My program does NxN matrices multiplication where elements of both the matrices are initialized to values (0, 1, 2, ... N) using a for loop. Both the matrix elements are of type float. There is no memory allocation problem. Matrix sizes are input as a multiple of 4 eg: 4x4 or 8x8 etc. The answers are verified with a sequential calculation. Everything works fine upto matrix size of 64x64. A difference between the sequential version and SSE version is observed only when the matrix size exceeds 64 (eg: 68 x 68).

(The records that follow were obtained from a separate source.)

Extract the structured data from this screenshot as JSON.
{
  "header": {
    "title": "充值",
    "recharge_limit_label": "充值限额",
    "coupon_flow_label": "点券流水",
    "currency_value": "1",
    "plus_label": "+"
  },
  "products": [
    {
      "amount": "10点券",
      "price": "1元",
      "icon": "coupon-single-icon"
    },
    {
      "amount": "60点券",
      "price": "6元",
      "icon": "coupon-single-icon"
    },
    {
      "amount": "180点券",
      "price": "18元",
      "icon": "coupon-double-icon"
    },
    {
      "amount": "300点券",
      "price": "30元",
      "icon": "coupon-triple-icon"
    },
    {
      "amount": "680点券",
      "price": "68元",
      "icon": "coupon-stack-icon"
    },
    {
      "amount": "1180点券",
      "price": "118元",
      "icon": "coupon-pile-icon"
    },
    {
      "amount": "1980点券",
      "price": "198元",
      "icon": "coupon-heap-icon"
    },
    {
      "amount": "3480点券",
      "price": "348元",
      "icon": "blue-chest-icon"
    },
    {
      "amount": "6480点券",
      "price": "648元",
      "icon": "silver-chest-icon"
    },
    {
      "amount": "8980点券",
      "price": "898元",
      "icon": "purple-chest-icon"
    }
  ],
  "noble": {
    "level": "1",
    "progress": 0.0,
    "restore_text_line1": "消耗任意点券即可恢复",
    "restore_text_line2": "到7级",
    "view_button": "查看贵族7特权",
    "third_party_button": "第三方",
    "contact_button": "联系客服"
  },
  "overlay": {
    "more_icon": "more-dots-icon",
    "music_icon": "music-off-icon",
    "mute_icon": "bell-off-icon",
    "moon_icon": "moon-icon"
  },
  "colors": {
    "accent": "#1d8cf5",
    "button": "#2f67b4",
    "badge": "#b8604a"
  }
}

SSE snippet is as shown (size = 68):
void matrix_mult_sse(int size, float *mat1_in, float *mat2_in, float *ans_out) {
__m128 a_line, b_line, r_line;
int i, j, k;
for (k = 0; k < size * size; k += size) {
for (i = 0; i < size; i += 4) {
j = 0;
b_line = _mm_load_ps(&mat2_in[i]);
a_line = _mm_set1_ps(mat1_in[j + k]);
r_line = _mm_mul_ps(a_line, b_line);
for (j = 1; j < size; j++) {
b_line = _mm_load_ps(&mat2_in[j * size + i]);
a_line = _mm_set1_ps(mat1_in[j + k]);
r_line = _mm_add_ps(_mm_mul_ps(a_line, b_line), r_line);
}
_mm_store_ps(&ans_out[i + k], r_line);
}
}
}
With this, the answer differs at element 3673 where I get the answers of multiplication as follows
scalar: 576030144.000000 & SSE: 576030208.000000
I also wrote a similar program in Java with the same initialization and setup and N = 68 and for element 3673, I got the answer as 576030210.000000
Now there are three different answers and I'm not sure how to proceed. Why does this difference occur and how do we eliminate this?
I am summarizing the discussion in order to close this question as answered.

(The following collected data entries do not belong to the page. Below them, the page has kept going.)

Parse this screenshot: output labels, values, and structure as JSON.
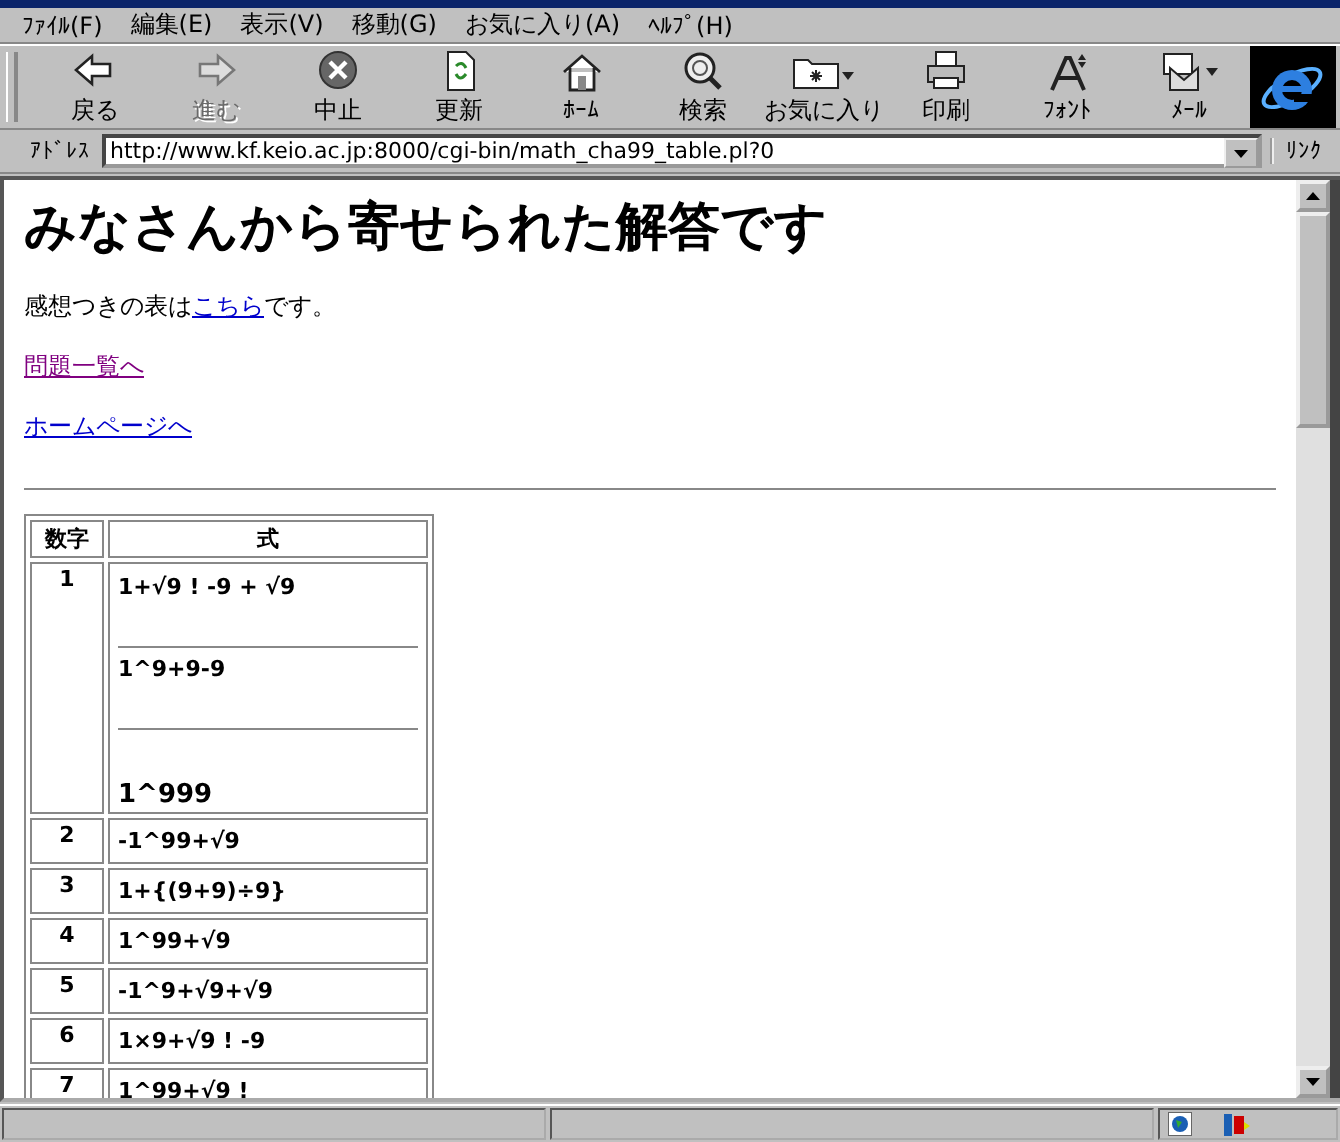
{
  "menu": [
    "ﾌｧｲﾙ(F)",
    "編集(E)",
    "表示(V)",
    "移動(G)",
    "お気に入り(A)",
    "ﾍﾙﾌﾟ(H)"
  ],
  "toolbar": [
    {
      "label": "戻る",
      "disabled": false
    },
    {
      "label": "進む",
      "disabled": true
    },
    {
      "label": "中止",
      "disabled": false
    },
    {
      "label": "更新",
      "disabled": false
    },
    {
      "label": "ﾎｰﾑ",
      "disabled": false
    },
    {
      "label": "検索",
      "disabled": false
    },
    {
      "label": "お気に入り",
      "disabled": false
    },
    {
      "label": "印刷",
      "disabled": false
    },
    {
      "label": "ﾌｫﾝﾄ",
      "disabled": false
    },
    {
      "label": "ﾒｰﾙ",
      "disabled": false
    }
  ],
  "address": {
    "label": "ｱﾄﾞﾚｽ",
    "value": "http://www.kf.keio.ac.jp:8000/cgi-bin/math_cha99_table.pl?0"
  },
  "links_label": "ﾘﾝｸ",
  "page": {
    "heading": "みなさんから寄せられた解答です",
    "intro": {
      "before": "感想つきの表は",
      "link": "こちら",
      "after": "です。"
    },
    "links": [
      {
        "text": "問題一覧へ",
        "visited": true
      },
      {
        "text": "ホームページへ",
        "visited": false
      }
    ],
    "table": {
      "columns": [
        "数字",
        "式"
      ],
      "rows": [
        {
          "number": "1",
          "formulas": [
            "1+√9 ! -9 + √9",
            "1^9+9-9",
            "1^999"
          ]
        },
        {
          "number": "2",
          "formulas": [
            "-1^99+√9"
          ]
        },
        {
          "number": "3",
          "formulas": [
            "1+{(9+9)÷9}"
          ]
        },
        {
          "number": "4",
          "formulas": [
            "1^99+√9"
          ]
        },
        {
          "number": "5",
          "formulas": [
            "-1^9+√9+√9"
          ]
        },
        {
          "number": "6",
          "formulas": [
            "1×9+√9 ! -9"
          ]
        },
        {
          "number": "7",
          "formulas": [
            "1^99+√9 !"
          ]
        }
      ]
    }
  }
}
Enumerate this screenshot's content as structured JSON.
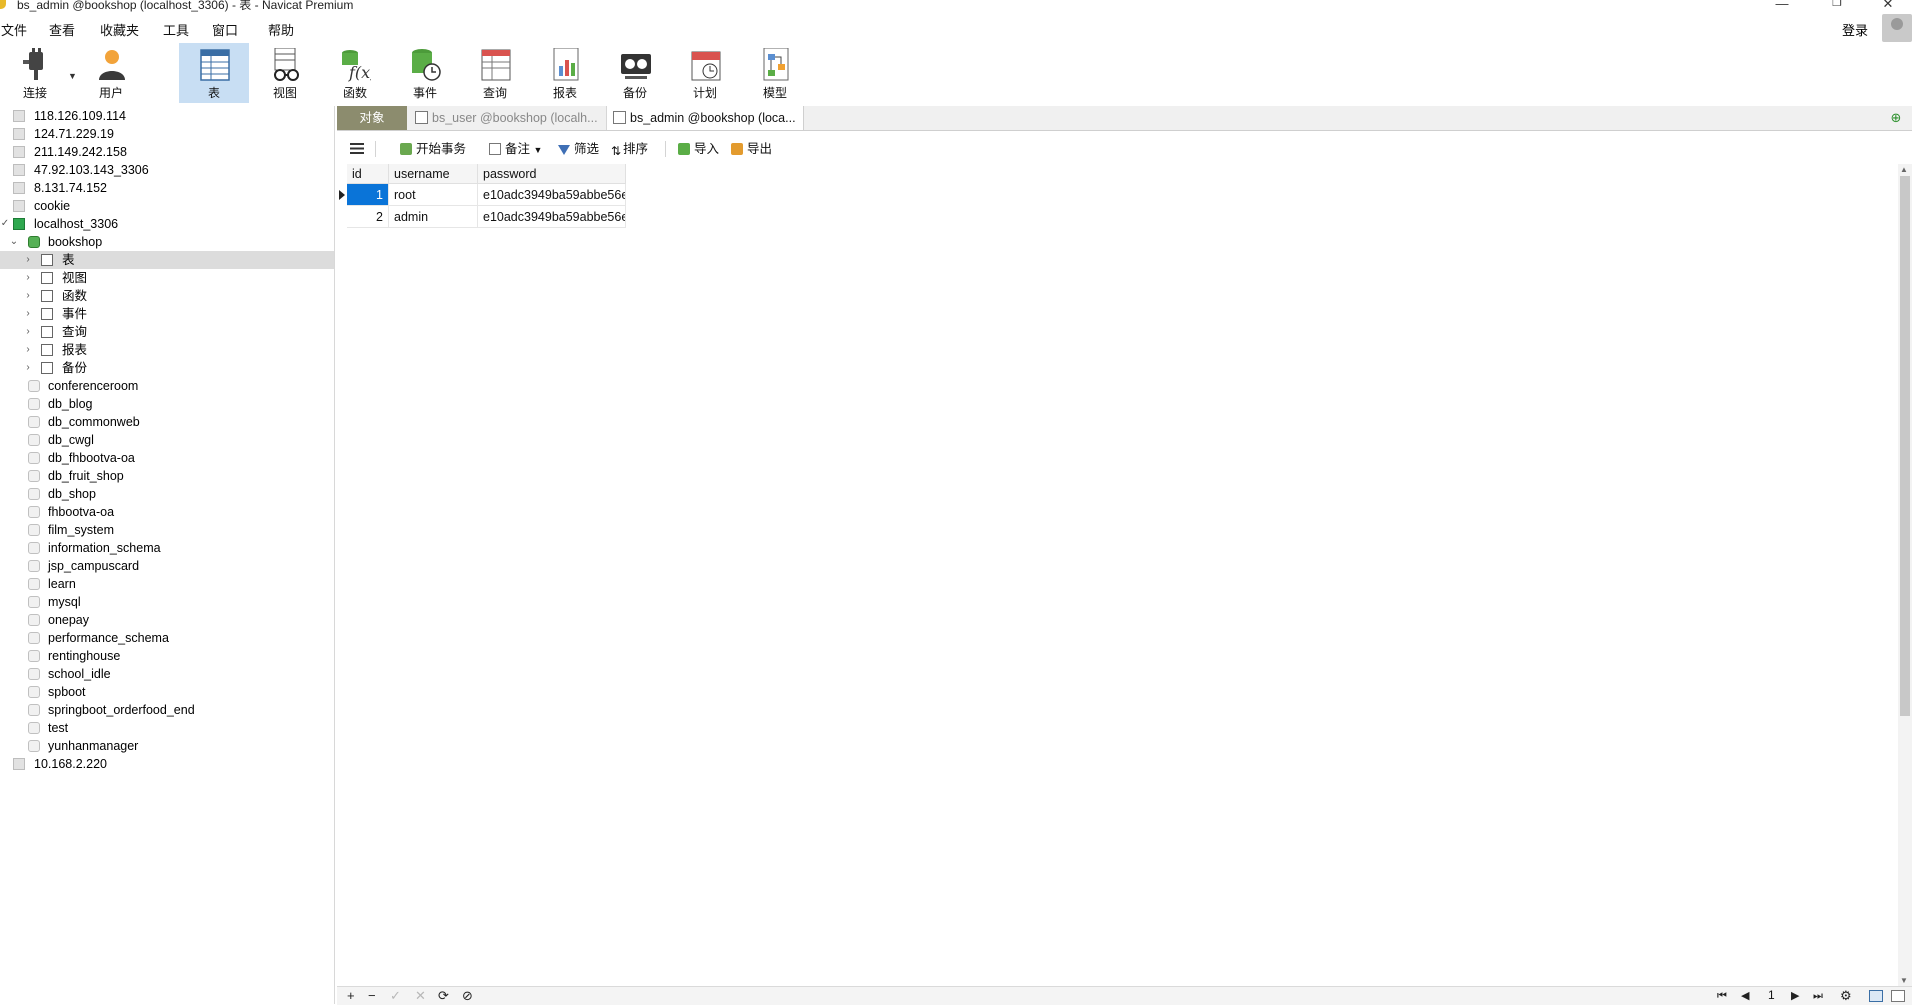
{
  "window": {
    "title": "bs_admin @bookshop (localhost_3306) - 表 - Navicat Premium",
    "minimize": "—",
    "maximize": "❐",
    "close": "✕"
  },
  "menu": [
    "文件",
    "查看",
    "收藏夹",
    "工具",
    "窗口",
    "帮助"
  ],
  "login_label": "登录",
  "toolbar": [
    {
      "label": "连接",
      "icon": "plug-icon"
    },
    {
      "label": "用户",
      "icon": "user-icon"
    },
    {
      "label": "表",
      "icon": "table-icon",
      "active": true
    },
    {
      "label": "视图",
      "icon": "view-icon"
    },
    {
      "label": "函数",
      "icon": "function-icon"
    },
    {
      "label": "事件",
      "icon": "event-icon"
    },
    {
      "label": "查询",
      "icon": "query-icon"
    },
    {
      "label": "报表",
      "icon": "report-icon"
    },
    {
      "label": "备份",
      "icon": "backup-icon"
    },
    {
      "label": "计划",
      "icon": "calendar-icon"
    },
    {
      "label": "模型",
      "icon": "model-icon"
    }
  ],
  "tree": {
    "connections_top": [
      "118.126.109.114",
      "124.71.229.19",
      "211.149.242.158",
      "47.92.103.143_3306",
      "8.131.74.152",
      "cookie"
    ],
    "active_connection": "localhost_3306",
    "active_database": "bookshop",
    "object_nodes": [
      "表",
      "视图",
      "函数",
      "事件",
      "查询",
      "报表",
      "备份"
    ],
    "databases": [
      "conferenceroom",
      "db_blog",
      "db_commonweb",
      "db_cwgl",
      "db_fhbootva-oa",
      "db_fruit_shop",
      "db_shop",
      "fhbootva-oa",
      "film_system",
      "information_schema",
      "jsp_campuscard",
      "learn",
      "mysql",
      "onepay",
      "performance_schema",
      "rentinghouse",
      "school_idle",
      "spboot",
      "springboot_orderfood_end",
      "test",
      "yunhanmanager"
    ],
    "connections_bottom": [
      "10.168.2.220"
    ]
  },
  "tabs": {
    "objects": "对象",
    "tab1": "bs_user @bookshop (localh...",
    "tab2": "bs_admin @bookshop (loca..."
  },
  "table_toolbar": {
    "begin_transaction": "开始事务",
    "memo": "备注",
    "filter": "筛选",
    "sort": "排序",
    "import": "导入",
    "export": "导出"
  },
  "grid": {
    "columns": [
      "id",
      "username",
      "password"
    ],
    "rows": [
      [
        "1",
        "root",
        "e10adc3949ba59abbe56e"
      ],
      [
        "2",
        "admin",
        "e10adc3949ba59abbe56e"
      ]
    ]
  },
  "bottom": {
    "add": "+",
    "remove": "−",
    "apply": "✓",
    "discard": "✕",
    "refresh": "⟳",
    "stop": "⊘",
    "first": "⏮",
    "prev": "◀",
    "page": "1",
    "next": "▶",
    "last": "⏭",
    "settings": "⚙"
  },
  "colors": {
    "selection": "#0a74d8",
    "objects_tab": "#8c8c6e",
    "toolbar_active": "#c8def3"
  }
}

So according to the article (What Every Computer Scientist Should Know About Floating-Point Arithmetic) in link, floating point always results in a rounding error which is a direct consequence of the approximate representation nature of the floating point number.
Arithmetic operations such as addition, subtraction etc results in a precision error. Hence, the 6 most significant digits of the floating point answer (irrespective of where the decimal point is situated) can be considered to be accurate while the other digits may be erroneous (prone to precision error).